Home >Opinion >Columns >Let central banks stay focused on their goals

Extreme weather events around the world have left little space for doubt over climate change as a threat. Sadly, the world is failing to combat it. But should central banks join the fight? Should monetary policy be assigned a role? Weighing in on this debate last week, former Reserve Bank of India (RBI) governor Urjit Patel laid out a cogent argument in favour of that proposition. Broad economic stability is a key goal for any central bank, and an inflation-targeter must primarily foster the expansion of an economy without price levels going out of control, which is typically done via its influence on money supply. Just as recklessly fast growth tends to stoke inflation and raise other risks, in Patel’s view, the same is true of its effect on carbon emissions, with the covid disruption having made pollution’s link with growth abundantly clear, and may thus call for similar moderation. To the extent that the ravages of climate change endanger output, this may become important for economic sustainability in itself. Before the financial crisis of 2008, the US central bank’s effort to close its output gap (from estimated potential) had a sharp inflation focus that let financial risks pile up and led to a great recession. A few central banks began to rework their output-gap models to cover those risks too. Patel would now have us expand this rationale to climate risks by adding these to our calculus of a growth-pace that can be sustained without overheating on multiple fronts, the planet included—literally.

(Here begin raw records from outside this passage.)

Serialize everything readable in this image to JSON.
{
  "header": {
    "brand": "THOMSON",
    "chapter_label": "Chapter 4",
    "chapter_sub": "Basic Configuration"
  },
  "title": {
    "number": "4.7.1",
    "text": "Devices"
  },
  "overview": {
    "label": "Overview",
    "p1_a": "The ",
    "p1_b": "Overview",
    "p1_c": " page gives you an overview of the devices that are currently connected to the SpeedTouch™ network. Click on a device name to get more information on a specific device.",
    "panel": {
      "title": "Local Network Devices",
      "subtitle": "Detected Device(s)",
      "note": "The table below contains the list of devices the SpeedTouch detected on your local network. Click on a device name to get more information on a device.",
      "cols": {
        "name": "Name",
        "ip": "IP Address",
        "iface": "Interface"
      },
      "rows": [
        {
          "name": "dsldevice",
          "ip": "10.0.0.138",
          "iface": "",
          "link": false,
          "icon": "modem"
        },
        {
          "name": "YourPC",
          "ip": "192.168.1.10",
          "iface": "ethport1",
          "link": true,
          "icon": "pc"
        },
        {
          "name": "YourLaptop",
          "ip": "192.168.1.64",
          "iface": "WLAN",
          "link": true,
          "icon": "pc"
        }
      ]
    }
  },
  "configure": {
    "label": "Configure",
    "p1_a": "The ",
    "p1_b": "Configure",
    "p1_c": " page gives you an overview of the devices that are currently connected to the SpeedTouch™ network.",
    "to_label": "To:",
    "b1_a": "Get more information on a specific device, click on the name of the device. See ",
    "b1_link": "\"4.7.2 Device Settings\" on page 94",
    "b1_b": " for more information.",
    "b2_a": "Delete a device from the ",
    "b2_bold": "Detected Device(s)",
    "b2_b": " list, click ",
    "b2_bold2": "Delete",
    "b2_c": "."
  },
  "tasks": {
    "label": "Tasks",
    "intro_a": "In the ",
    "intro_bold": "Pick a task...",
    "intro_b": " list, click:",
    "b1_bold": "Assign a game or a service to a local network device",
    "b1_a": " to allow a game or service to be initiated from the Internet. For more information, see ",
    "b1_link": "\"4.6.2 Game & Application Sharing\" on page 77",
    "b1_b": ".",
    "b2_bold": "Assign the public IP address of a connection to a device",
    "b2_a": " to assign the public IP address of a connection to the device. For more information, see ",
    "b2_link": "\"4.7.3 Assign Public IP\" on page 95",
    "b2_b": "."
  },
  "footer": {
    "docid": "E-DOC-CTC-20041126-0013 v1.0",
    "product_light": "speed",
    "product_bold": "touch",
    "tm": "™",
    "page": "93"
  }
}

Advances in climate studies probably make Patel’s proposal technically feasible. Upheavals caused by global warming are major worries, so it’s also likely to hold appeal around the world. We would need a worldwide switchover for it to serve as an equitable economic restraint, though, and a consensus will not be easy to achieve. Consider the cogency of the counter-argument. Former Bank of England governor Mervyn King recently articulated why central banks must not be burdened with a climate agenda. In his view, it is beyond their expertise, and it is hard enough for them to get their basics right, such as keeping the internal value of their currencies stable. His specific objection was to central banks being asked to tilt asset purchases towards green bonds. Raghuram Rajan, Patel’s predecessor as RBI governor, has also opposed the adoption of plainly fiscal objectives like spurring eco-friendly investments by monetary authorities. He spoke against central banks with sufficiently wide mandates running policies best run by governments.

On balance, we must not rush into mixed mandates in response to our current climate emergency. As it is, central banks have a complex job, with wind-backs of extra-easy money policies a big challenge for most. Errors can prove exorbitant. The added complexity of green-growth calculations could result in poorer outcomes overall. It would shroud policy rates of interest in a data fog that will make it harder for analysts to subject central banks to scrutiny. Strictly financial targets allow for ease of performance and evaluation, clarity on both of which is critical. Climate settings are a political matter, and, as King cautioned, taking up such a cause would expose central banks to the risk of lost autonomy—vital for long-range stability. This is not to downplay our climate crisis. To tackle it, ideas like a carbon market and Rajan’s call for a global incentive framework should be put to work. Let central bankers do what we need them for.